J'ai exécuté les documents et, quelques semaines plus tard, le tribunal a accordé le divorce.

***

C'était il y a un an. Depuis lors, rien n'a changé à la maison. Je me réveille toujours tous les matins à côté de mon bébé, et nous continuons à faire tomber la maison régulièrement. Nous partons toujours pour nos promenades, nous nous tenons toujours la main, et nous apprécions toujours nos matins tranquilles ensemble. Le sujet du divorce a fait l'objet de conversations à plusieurs reprises, mais jamais en tant que discussion sérieuse et à long terme, car après avoir absorbé le choc de ce jour, j'ai commencé à comprendre. Aucune explication n'était nécessaire.

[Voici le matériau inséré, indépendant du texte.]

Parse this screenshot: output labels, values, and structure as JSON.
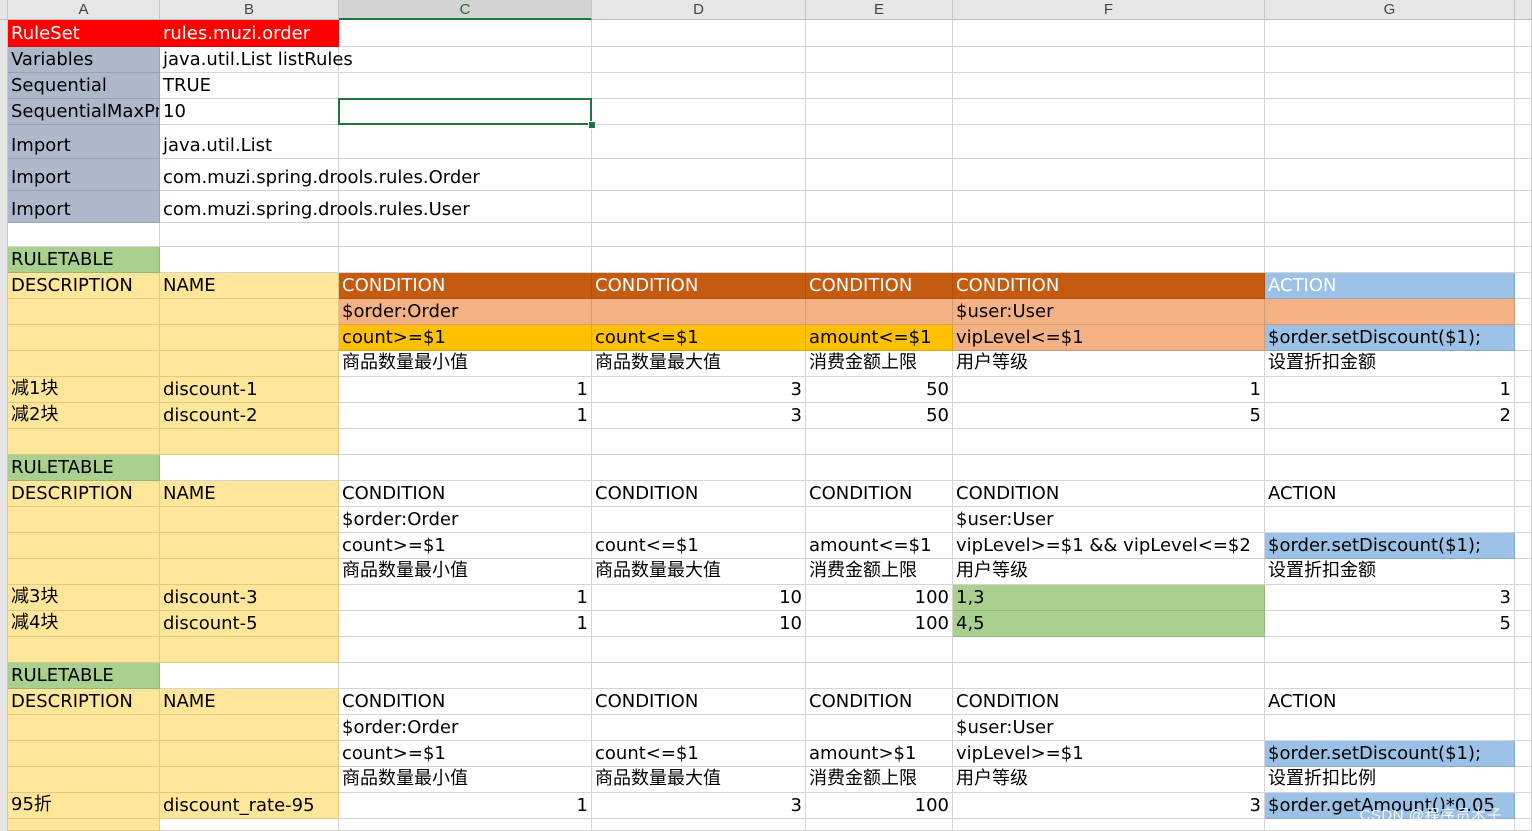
{
  "columns": [
    "A",
    "B",
    "C",
    "D",
    "E",
    "F",
    "G"
  ],
  "active_column": "C",
  "colors": {
    "red": "#ff0000",
    "gray_blue": "#adb9ca",
    "green": "#a9d08e",
    "light_yellow": "#ffe699",
    "dark_orange": "#c55a11",
    "salmon": "#f4b183",
    "gold": "#ffc000",
    "light_blue": "#9bc2e6",
    "white": "#ffffff"
  },
  "rows": [
    [
      {
        "t": "RuleSet",
        "bg": "red",
        "fc": "white"
      },
      {
        "t": "rules.muzi.order",
        "bg": "red",
        "fc": "white"
      },
      {
        "t": ""
      },
      {
        "t": ""
      },
      {
        "t": ""
      },
      {
        "t": ""
      },
      {
        "t": ""
      }
    ],
    [
      {
        "t": "Variables",
        "bg": "gray_blue"
      },
      {
        "t": "java.util.List listRules",
        "ov": true
      },
      {
        "t": ""
      },
      {
        "t": ""
      },
      {
        "t": ""
      },
      {
        "t": ""
      },
      {
        "t": ""
      }
    ],
    [
      {
        "t": "Sequential",
        "bg": "gray_blue"
      },
      {
        "t": "TRUE"
      },
      {
        "t": ""
      },
      {
        "t": ""
      },
      {
        "t": ""
      },
      {
        "t": ""
      },
      {
        "t": ""
      }
    ],
    [
      {
        "t": "SequentialMaxPriority",
        "bg": "gray_blue"
      },
      {
        "t": "10"
      },
      {
        "t": ""
      },
      {
        "t": ""
      },
      {
        "t": ""
      },
      {
        "t": ""
      },
      {
        "t": ""
      }
    ],
    [
      {
        "t": "Import",
        "bg": "gray_blue"
      },
      {
        "t": "java.util.List"
      },
      {
        "t": ""
      },
      {
        "t": ""
      },
      {
        "t": ""
      },
      {
        "t": ""
      },
      {
        "t": ""
      }
    ],
    [
      {
        "t": "Import",
        "bg": "gray_blue"
      },
      {
        "t": "com.muzi.spring.drools.rules.Order",
        "ov": true
      },
      {
        "t": ""
      },
      {
        "t": ""
      },
      {
        "t": ""
      },
      {
        "t": ""
      },
      {
        "t": ""
      }
    ],
    [
      {
        "t": "Import",
        "bg": "gray_blue"
      },
      {
        "t": "com.muzi.spring.drools.rules.User",
        "ov": true
      },
      {
        "t": ""
      },
      {
        "t": ""
      },
      {
        "t": ""
      },
      {
        "t": ""
      },
      {
        "t": ""
      }
    ],
    [
      {
        "t": ""
      },
      {
        "t": ""
      },
      {
        "t": ""
      },
      {
        "t": ""
      },
      {
        "t": ""
      },
      {
        "t": ""
      },
      {
        "t": ""
      }
    ],
    [
      {
        "t": "RULETABLE",
        "bg": "green"
      },
      {
        "t": ""
      },
      {
        "t": ""
      },
      {
        "t": ""
      },
      {
        "t": ""
      },
      {
        "t": ""
      },
      {
        "t": ""
      }
    ],
    [
      {
        "t": "DESCRIPTION",
        "bg": "light_yellow"
      },
      {
        "t": "NAME",
        "bg": "light_yellow"
      },
      {
        "t": "CONDITION",
        "bg": "dark_orange",
        "fc": "white"
      },
      {
        "t": "CONDITION",
        "bg": "dark_orange",
        "fc": "white"
      },
      {
        "t": "CONDITION",
        "bg": "dark_orange",
        "fc": "white"
      },
      {
        "t": "CONDITION",
        "bg": "dark_orange",
        "fc": "white"
      },
      {
        "t": "ACTION",
        "bg": "light_blue",
        "fc": "white"
      }
    ],
    [
      {
        "t": "",
        "bg": "light_yellow"
      },
      {
        "t": "",
        "bg": "light_yellow"
      },
      {
        "t": "$order:Order",
        "bg": "salmon"
      },
      {
        "t": "",
        "bg": "salmon"
      },
      {
        "t": "",
        "bg": "salmon"
      },
      {
        "t": "$user:User",
        "bg": "salmon"
      },
      {
        "t": "",
        "bg": "salmon"
      }
    ],
    [
      {
        "t": "",
        "bg": "light_yellow"
      },
      {
        "t": "",
        "bg": "light_yellow"
      },
      {
        "t": "count>=$1",
        "bg": "gold"
      },
      {
        "t": "count<=$1",
        "bg": "gold"
      },
      {
        "t": "amount<=$1",
        "bg": "gold"
      },
      {
        "t": "vipLevel<=$1",
        "bg": "salmon"
      },
      {
        "t": "$order.setDiscount($1);",
        "bg": "light_blue"
      }
    ],
    [
      {
        "t": "",
        "bg": "light_yellow"
      },
      {
        "t": "",
        "bg": "light_yellow"
      },
      {
        "t": "商品数量最小值"
      },
      {
        "t": "商品数量最大值"
      },
      {
        "t": "消费金额上限"
      },
      {
        "t": "用户等级"
      },
      {
        "t": "设置折扣金额"
      }
    ],
    [
      {
        "t": "减1块",
        "bg": "light_yellow"
      },
      {
        "t": "discount-1",
        "bg": "light_yellow"
      },
      {
        "t": "1",
        "num": true
      },
      {
        "t": "3",
        "num": true
      },
      {
        "t": "50",
        "num": true
      },
      {
        "t": "1",
        "num": true
      },
      {
        "t": "1",
        "num": true
      }
    ],
    [
      {
        "t": "减2块",
        "bg": "light_yellow"
      },
      {
        "t": "discount-2",
        "bg": "light_yellow"
      },
      {
        "t": "1",
        "num": true
      },
      {
        "t": "3",
        "num": true
      },
      {
        "t": "50",
        "num": true
      },
      {
        "t": "5",
        "num": true
      },
      {
        "t": "2",
        "num": true
      }
    ],
    [
      {
        "t": "",
        "bg": "light_yellow"
      },
      {
        "t": "",
        "bg": "light_yellow"
      },
      {
        "t": ""
      },
      {
        "t": ""
      },
      {
        "t": ""
      },
      {
        "t": ""
      },
      {
        "t": ""
      }
    ],
    [
      {
        "t": "RULETABLE",
        "bg": "green"
      },
      {
        "t": ""
      },
      {
        "t": ""
      },
      {
        "t": ""
      },
      {
        "t": ""
      },
      {
        "t": ""
      },
      {
        "t": ""
      }
    ],
    [
      {
        "t": "DESCRIPTION",
        "bg": "light_yellow"
      },
      {
        "t": "NAME",
        "bg": "light_yellow"
      },
      {
        "t": "CONDITION"
      },
      {
        "t": "CONDITION"
      },
      {
        "t": "CONDITION"
      },
      {
        "t": "CONDITION"
      },
      {
        "t": "ACTION"
      }
    ],
    [
      {
        "t": "",
        "bg": "light_yellow"
      },
      {
        "t": "",
        "bg": "light_yellow"
      },
      {
        "t": "$order:Order"
      },
      {
        "t": ""
      },
      {
        "t": ""
      },
      {
        "t": "$user:User"
      },
      {
        "t": ""
      }
    ],
    [
      {
        "t": "",
        "bg": "light_yellow"
      },
      {
        "t": "",
        "bg": "light_yellow"
      },
      {
        "t": "count>=$1"
      },
      {
        "t": "count<=$1"
      },
      {
        "t": "amount<=$1"
      },
      {
        "t": "vipLevel>=$1 && vipLevel<=$2"
      },
      {
        "t": "$order.setDiscount($1);",
        "bg": "light_blue"
      }
    ],
    [
      {
        "t": "",
        "bg": "light_yellow"
      },
      {
        "t": "",
        "bg": "light_yellow"
      },
      {
        "t": "商品数量最小值"
      },
      {
        "t": "商品数量最大值"
      },
      {
        "t": "消费金额上限"
      },
      {
        "t": "用户等级"
      },
      {
        "t": "设置折扣金额"
      }
    ],
    [
      {
        "t": "减3块",
        "bg": "light_yellow"
      },
      {
        "t": "discount-3",
        "bg": "light_yellow"
      },
      {
        "t": "1",
        "num": true
      },
      {
        "t": "10",
        "num": true
      },
      {
        "t": "100",
        "num": true
      },
      {
        "t": "1,3",
        "bg": "green"
      },
      {
        "t": "3",
        "num": true
      }
    ],
    [
      {
        "t": "减4块",
        "bg": "light_yellow"
      },
      {
        "t": "discount-5",
        "bg": "light_yellow"
      },
      {
        "t": "1",
        "num": true
      },
      {
        "t": "10",
        "num": true
      },
      {
        "t": "100",
        "num": true
      },
      {
        "t": "4,5",
        "bg": "green"
      },
      {
        "t": "5",
        "num": true
      }
    ],
    [
      {
        "t": "",
        "bg": "light_yellow"
      },
      {
        "t": "",
        "bg": "light_yellow"
      },
      {
        "t": ""
      },
      {
        "t": ""
      },
      {
        "t": ""
      },
      {
        "t": ""
      },
      {
        "t": ""
      }
    ],
    [
      {
        "t": "RULETABLE",
        "bg": "green"
      },
      {
        "t": ""
      },
      {
        "t": ""
      },
      {
        "t": ""
      },
      {
        "t": ""
      },
      {
        "t": ""
      },
      {
        "t": ""
      }
    ],
    [
      {
        "t": "DESCRIPTION",
        "bg": "light_yellow"
      },
      {
        "t": "NAME",
        "bg": "light_yellow"
      },
      {
        "t": "CONDITION"
      },
      {
        "t": "CONDITION"
      },
      {
        "t": "CONDITION"
      },
      {
        "t": "CONDITION"
      },
      {
        "t": "ACTION"
      }
    ],
    [
      {
        "t": "",
        "bg": "light_yellow"
      },
      {
        "t": "",
        "bg": "light_yellow"
      },
      {
        "t": "$order:Order"
      },
      {
        "t": ""
      },
      {
        "t": ""
      },
      {
        "t": "$user:User"
      },
      {
        "t": ""
      }
    ],
    [
      {
        "t": "",
        "bg": "light_yellow"
      },
      {
        "t": "",
        "bg": "light_yellow"
      },
      {
        "t": "count>=$1"
      },
      {
        "t": "count<=$1"
      },
      {
        "t": "amount>$1"
      },
      {
        "t": "vipLevel>=$1"
      },
      {
        "t": "$order.setDiscount($1);",
        "bg": "light_blue"
      }
    ],
    [
      {
        "t": "",
        "bg": "light_yellow"
      },
      {
        "t": "",
        "bg": "light_yellow"
      },
      {
        "t": "商品数量最小值"
      },
      {
        "t": "商品数量最大值"
      },
      {
        "t": "消费金额上限"
      },
      {
        "t": "用户等级"
      },
      {
        "t": "设置折扣比例"
      }
    ],
    [
      {
        "t": "95折",
        "bg": "light_yellow"
      },
      {
        "t": "discount_rate-95",
        "bg": "light_yellow"
      },
      {
        "t": "1",
        "num": true
      },
      {
        "t": "3",
        "num": true
      },
      {
        "t": "100",
        "num": true
      },
      {
        "t": "3",
        "num": true
      },
      {
        "t": "$order.getAmount()*0.05",
        "bg": "light_blue"
      }
    ],
    [
      {
        "t": "",
        "bg": "light_yellow"
      },
      {
        "t": ""
      },
      {
        "t": ""
      },
      {
        "t": ""
      },
      {
        "t": ""
      },
      {
        "t": ""
      },
      {
        "t": ""
      }
    ]
  ],
  "selected_cell": {
    "row": 4,
    "col": "C"
  },
  "watermark": "CSDN @程序员木子"
}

«Des connards justes», dirait ma femme à chaque fois qu'elle entendait des politiciens ou des prédicateurs parler de la soi-disant «sainteté du mariage» pour rationaliser leur opposition aux unions de même sexe. "Pourquoi ne parlent-ils jamais du caractère sacré de l'amour?".

En effet, le caractère sacré de l'amour . Trois mots qui résument les véritables raisons de notre divorce. Elle faisait une déclaration sur la vraie sainteté. Le mariage est une création légale, une institution créée par l'homme au service d'une fin sociale pratique, mais l'amour est véritablement inné, naturel, voire primal. L'amour, semble-t-il, s'est perdu dans la politique moralisatrice du mariage. En me divorçant, mon bébé parlait à l'absurdité dans sa propre langue, par un acte volontaire de destruction qui ne laisserait subsister que ce qui était réel.

Sans surprise, les amis et les parents sont parfois déconcertés par ce développement dans notre relation, mais mon amant a la réponse concise prête: «Personne n'a jamais chanté, tout ce dont vous avez besoin est le mariage » , explique-t-elle.

Le caractère sacré du mariage, en effet. Newt Gingrich, Kim Kardashian et Britney Spears nous ont dit tout ce que nous devons savoir sur le caractère sacré du mariage. S'ils peuvent se marier mais que le couple de lesbiennes d'à côté ne le peut pas, mon bébé a quelques choses à dire sur la sainteté.

Pourquoi a-t-elle divorcé de moi? Comme elle l'a dit, ce n'était pas grave.